Der nächste Schritt lautete: Bewerbungen schreiben. Denn Tarek Khouli wollte endlich wieder arbeiten. Auf 15 Bewerbungen folgten mehrere Vorstellungsgespräche und 2 Jobangebote. Tarek Khouli entschied sich für die Firma Werner Vakuumsauger GmbH aus Meckenheim im Rhein-Sieg-Kreis. Die Firma ist auf die Produktion von Gummiformartikeln und Vakuumsaugern spezialisiert.

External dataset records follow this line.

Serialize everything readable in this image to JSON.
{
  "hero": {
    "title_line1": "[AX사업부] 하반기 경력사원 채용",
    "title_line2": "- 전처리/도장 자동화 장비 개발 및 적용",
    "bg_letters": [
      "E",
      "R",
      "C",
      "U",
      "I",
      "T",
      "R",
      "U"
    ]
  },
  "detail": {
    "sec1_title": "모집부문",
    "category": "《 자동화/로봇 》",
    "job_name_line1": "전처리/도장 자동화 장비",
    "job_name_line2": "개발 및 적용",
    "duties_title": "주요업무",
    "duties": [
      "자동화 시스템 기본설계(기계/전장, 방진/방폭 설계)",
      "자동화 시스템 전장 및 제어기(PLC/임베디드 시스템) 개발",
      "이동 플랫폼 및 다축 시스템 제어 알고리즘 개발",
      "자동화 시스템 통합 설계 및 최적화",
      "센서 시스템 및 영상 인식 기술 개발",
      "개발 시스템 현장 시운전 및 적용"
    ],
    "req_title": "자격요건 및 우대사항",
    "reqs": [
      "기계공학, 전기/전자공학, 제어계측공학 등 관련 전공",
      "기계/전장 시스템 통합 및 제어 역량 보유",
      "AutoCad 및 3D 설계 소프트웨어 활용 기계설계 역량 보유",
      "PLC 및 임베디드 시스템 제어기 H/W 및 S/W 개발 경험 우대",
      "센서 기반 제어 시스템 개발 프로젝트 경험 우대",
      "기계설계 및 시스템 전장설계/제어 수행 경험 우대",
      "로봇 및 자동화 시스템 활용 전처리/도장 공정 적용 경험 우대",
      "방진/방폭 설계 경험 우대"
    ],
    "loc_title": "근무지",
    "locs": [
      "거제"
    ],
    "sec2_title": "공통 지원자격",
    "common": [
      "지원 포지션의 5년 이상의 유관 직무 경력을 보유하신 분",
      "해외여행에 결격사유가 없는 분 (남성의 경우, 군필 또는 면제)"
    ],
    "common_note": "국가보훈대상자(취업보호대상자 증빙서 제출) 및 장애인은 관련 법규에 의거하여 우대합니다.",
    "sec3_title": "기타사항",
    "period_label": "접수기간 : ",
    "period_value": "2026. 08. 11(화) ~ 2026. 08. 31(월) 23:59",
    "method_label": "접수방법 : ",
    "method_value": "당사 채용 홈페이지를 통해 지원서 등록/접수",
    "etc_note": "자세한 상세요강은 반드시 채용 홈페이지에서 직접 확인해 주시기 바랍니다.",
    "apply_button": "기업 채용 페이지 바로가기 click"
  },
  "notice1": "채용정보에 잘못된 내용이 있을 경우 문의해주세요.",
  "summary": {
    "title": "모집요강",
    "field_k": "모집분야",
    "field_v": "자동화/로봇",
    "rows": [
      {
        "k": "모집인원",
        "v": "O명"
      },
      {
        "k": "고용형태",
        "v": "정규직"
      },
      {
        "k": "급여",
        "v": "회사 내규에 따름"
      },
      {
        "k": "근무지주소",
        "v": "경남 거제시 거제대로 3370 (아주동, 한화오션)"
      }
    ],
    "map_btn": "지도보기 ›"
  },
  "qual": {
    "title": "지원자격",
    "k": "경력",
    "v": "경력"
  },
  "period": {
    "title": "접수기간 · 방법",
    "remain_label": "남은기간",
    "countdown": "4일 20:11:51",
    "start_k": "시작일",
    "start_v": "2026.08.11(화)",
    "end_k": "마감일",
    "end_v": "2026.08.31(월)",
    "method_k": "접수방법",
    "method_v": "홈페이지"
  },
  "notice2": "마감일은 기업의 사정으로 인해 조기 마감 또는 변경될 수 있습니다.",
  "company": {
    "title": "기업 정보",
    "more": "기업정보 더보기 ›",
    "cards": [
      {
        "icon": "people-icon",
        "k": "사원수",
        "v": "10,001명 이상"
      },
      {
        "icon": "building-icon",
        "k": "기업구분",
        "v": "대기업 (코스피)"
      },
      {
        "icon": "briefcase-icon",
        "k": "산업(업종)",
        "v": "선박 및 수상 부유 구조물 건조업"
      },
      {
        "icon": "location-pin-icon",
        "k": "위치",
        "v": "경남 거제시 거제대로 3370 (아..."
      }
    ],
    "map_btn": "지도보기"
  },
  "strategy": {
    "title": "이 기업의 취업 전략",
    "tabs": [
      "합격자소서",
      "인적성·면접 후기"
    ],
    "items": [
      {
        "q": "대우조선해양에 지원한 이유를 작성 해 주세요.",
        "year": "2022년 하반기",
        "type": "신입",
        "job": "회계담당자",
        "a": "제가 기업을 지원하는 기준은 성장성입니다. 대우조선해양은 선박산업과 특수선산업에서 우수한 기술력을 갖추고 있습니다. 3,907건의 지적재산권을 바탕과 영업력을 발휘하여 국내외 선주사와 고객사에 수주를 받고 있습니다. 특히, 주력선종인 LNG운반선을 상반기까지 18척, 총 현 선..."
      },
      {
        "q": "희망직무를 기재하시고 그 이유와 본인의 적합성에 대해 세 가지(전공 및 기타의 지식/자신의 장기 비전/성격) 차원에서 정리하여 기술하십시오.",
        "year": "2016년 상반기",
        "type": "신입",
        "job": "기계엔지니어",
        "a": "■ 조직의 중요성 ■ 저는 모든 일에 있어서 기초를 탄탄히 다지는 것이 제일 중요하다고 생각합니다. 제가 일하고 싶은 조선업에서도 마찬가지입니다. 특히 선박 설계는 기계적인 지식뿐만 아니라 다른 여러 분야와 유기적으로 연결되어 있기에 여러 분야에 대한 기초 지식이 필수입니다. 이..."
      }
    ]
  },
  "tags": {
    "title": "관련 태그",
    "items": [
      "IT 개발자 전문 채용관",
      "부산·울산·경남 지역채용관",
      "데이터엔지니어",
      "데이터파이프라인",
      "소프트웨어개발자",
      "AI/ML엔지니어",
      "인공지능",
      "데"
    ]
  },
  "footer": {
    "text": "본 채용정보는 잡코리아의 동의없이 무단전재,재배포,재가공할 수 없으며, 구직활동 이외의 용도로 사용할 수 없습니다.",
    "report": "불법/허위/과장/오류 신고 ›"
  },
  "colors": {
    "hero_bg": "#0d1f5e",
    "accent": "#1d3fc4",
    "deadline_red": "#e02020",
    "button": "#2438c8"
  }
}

Durch den Kontakt zum Flüchtlingshelferkreis Rheinbach und Dirk Frankenberger war Firmenchef Udo Werner aufgeschlossen. Der spätere Chef von Tarek Khouli erinnert sich, wie dieser sich bei ihm bewarb: „Ganz unabhängig von dem Anerkennungsbescheid hatte ich den Eindruck, dass Herr Khouli arbeiten will. Das hat mich angesprochen. Mittlerweile ist er gut integriert und übernimmt Verantwortung. Ich bin sehr zufrieden.“ Auch Dirk Frankenberger lobt das Engagement seines Schützlings: „Tarek war von Anfang an voller Tatendrang und Ehrgeiz. Das war enorm wichtig, denn so konnte ich ihn bestmöglich unterstützen.“ Tarek Khouli hat es geschafft und ist glücklich: „Ich fühle mich sehr wohl und der Beruf macht mir Spaß. Die Firma ist wie eine kleine Familie.“

Foto: © Portal „Anerkennung in Deutschland“/BIBB: Robert Funke

Das Gespräch mit Tarek Khouli wurde im März 2018 geführt. Beim Anerkennungsverfahren berieten und unterstützten ihn LerNet Bonn/Rhein-Sieg e. V. als Teil des IQ Netzwerks Nordrhein-Westfalen, die IHK Bonn/Rhein-Sieg sowie die IHK FOSA. Ebenfalls tatkräftig unterstützt wurde er vom Flüchtlingshelferkreis Rheinbach.

Mein Verfahren in Kürze

  1. Tarek Khouli flüchtet 2015 vor dem Krieg in Syrien. In Deutschland belegt er Sprachkurse und erreicht das B2-Niveau.
  2. Bei der IQ Beratungsstelle erfährt der gelernte Industriemechaniker von der Möglichkeit der Anerkennung.
  3. Die IHK Bonn/Rhein-Sieg und der Flüchtlingshelferkreis Rheinbach unterstützen und beraten den Syrer.
  4. Im April 2017 stellt Tarek Khouli den Antrag auf Anerkennung bei der IHK FOSA. Nur 2 Monate später erhält er die volle Anerkennung.
  5. Nach der Anerkennung bewirbt sich Tarek Khouli. Er bekommt eine Stelle bei einer Firma, die Gummiformartikel und Vakuumsauger herstellt.